Queridas Irmãs
Queridos Irmãos

Após a diáspora das férias de verão, regressamos à normalidade do nosso quotidiano. Recomeçamos como Capela do Rato, com a sua memória e o seu projeto de futuro. Com uma vontade acrescida de acolher a surpresa do novo e de atravessar o desconhecido.

Os últimos acontecimentos eclesiais aí estão a desafiar as razões da nossa esperança, do nosso agir e do nosso testemunho. Em novos contextos históricos, com novas problemáticas, a comunidade é chamada a dar sentido evangélico ao tempo que vivemos, com as suas contradições, a sua complexidade e as suas promessas. Com a sabedoria de que a urgência não contradiz a paciência, a tomada de palavra não se opõe ao silêncio, os receios são o húmus da coragem, a exigência de justiça vai a par da misericórdia e da compaixão. Na vertigem da avalanche das notícias precisamos de ativar o discernimento e o distanciamento crítico.

O estado penitencial e purificador que atravessa, na atualidade, a Igreja inquieta-nos, fere-nos, desafia-nos. Descobrimo-nos uma Igreja pobre, humilhada, atravessada no seu interior por estruturas de pecado. Despojada de todo o triunfalismo, a Igreja apresenta, na praça pública, a sua miserável nudez de pecadora. No abismo do pecado e da violência causada ou sofrida, emerge a audácia e a loucura da esperança cristã: «Onde abundou o pecado, superabundou a graça». Não há situação infernal que Cristo não tenha atravessado em seu amor por nós até ao extremo. É esta a esperança que nos salva. A identificação e o reconhecimento da nossa miséria pessoal e eclesial só têm sentido e eficácia terapêutica perante a misericórdia de Deus. Caso contrário, seria autodestruição, violência justiceira e vingativa, cegueira moralizante.

Nos tempos de crise, tem sido sempre a comunhão com o Santo Padre a salvaguardar a Igreja da deriva e do caos, porque encontra nele a fonte e a força estrutural da sua própria renovação interna. Como disse recentemente D. José Tolentino Mendonça: «O Papa Francisco é o ponto de referência de uma Igreja que assume a necessidade de purificar-se de desvios, erros e crimes passados». Não hesitemos em sentir e expressar o nosso total apoio ao Papa Francisco. É isso que nos pede a todos D. Manuel Clemente: «Quero ainda pedir-vos, caríssimos diocesanos, comunhão profunda e orante com o Santo Padre, que com tanta coragem e lucidez guia a Igreja neste tempo de purificação espiritual e prática. Estamos com o Papa Francisco, como ele está com Cristo e com o evangelho».

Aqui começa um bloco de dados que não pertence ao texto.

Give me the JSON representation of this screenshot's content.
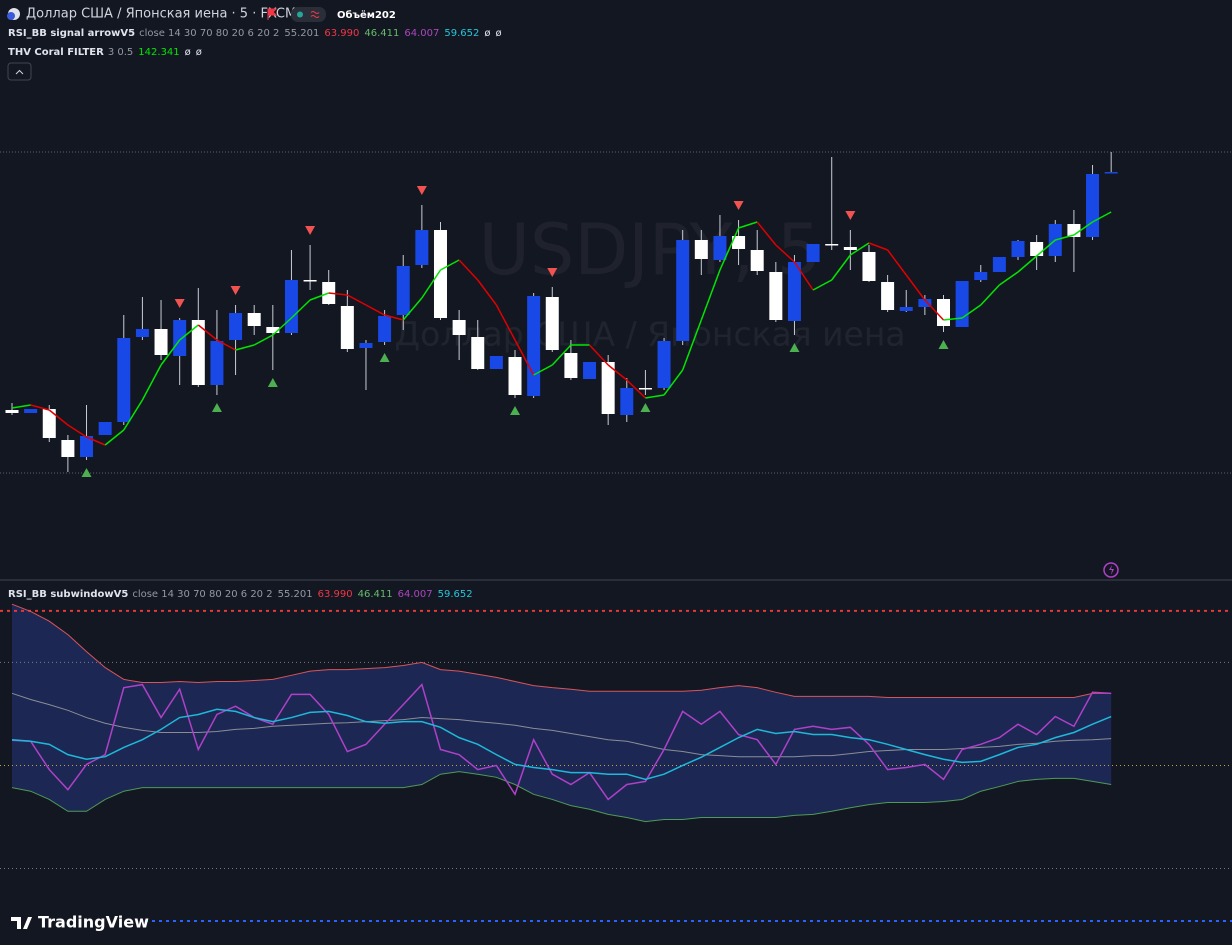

Cada vez percebemos melhor a intensidade e o alcance do que nos pedia o padre Tolentino nos dias anteriores à sua ordenação: «Rezem por mim». A força interior da Igreja, e a de cada um de nós, é a oração, como comunhão de dons, de intenções, de benevolências, de desejos. Querido D. José Tolentino Mendonça, nas suas novas funções romanas, e aí bem no centro da turbulência, não lhe queremos faltar com a nossa profunda amizade e a nossa oração solidária. Todos os cristãos o sabem, desde os tempos antigos: Roma é, paradoxalmente, um lugar de extrema beleza e de inesperados perigos. Como paradoxal é também a sabedoria evangélica: ao mesmo tempo nos desafia a ser simples como as pombas e prudentes como as serpentes.

Reiniciamos as nossas celebrações na Capela do Rato a 16 de Setembro, às 11.30h. Dou as minhas boas-vindas a todos vós, meus queridos irmãos e irmãs. Convoco-vos para o recomeço, que para mim será mesmo começo. Sei que posso contar com o vosso apoio, oração e corresponsabilidade. Para encontramos um ritmo de viver e sentir que seja, verdadeiramente, sinodal, um caminhar conjunto, no acolhimento da experiência singular de cada um. Porque toda a história de vida é bênção de Deus, com os seus limites, fragilidades e dons, como afirma a teóloga francesa Anne-Marie Pelletier, «precisamos de imaginar uma Igreja a várias vozes, que evidentemente incluirá as vozes das mulheres», e outras mais.
Está é a hora de esperar para além do que se vê, do que se deseja e ainda não acontece. Esta é a hora de permanecer na barca de Pedro agitada pela tempestade. Esta é a hora de (re)começar.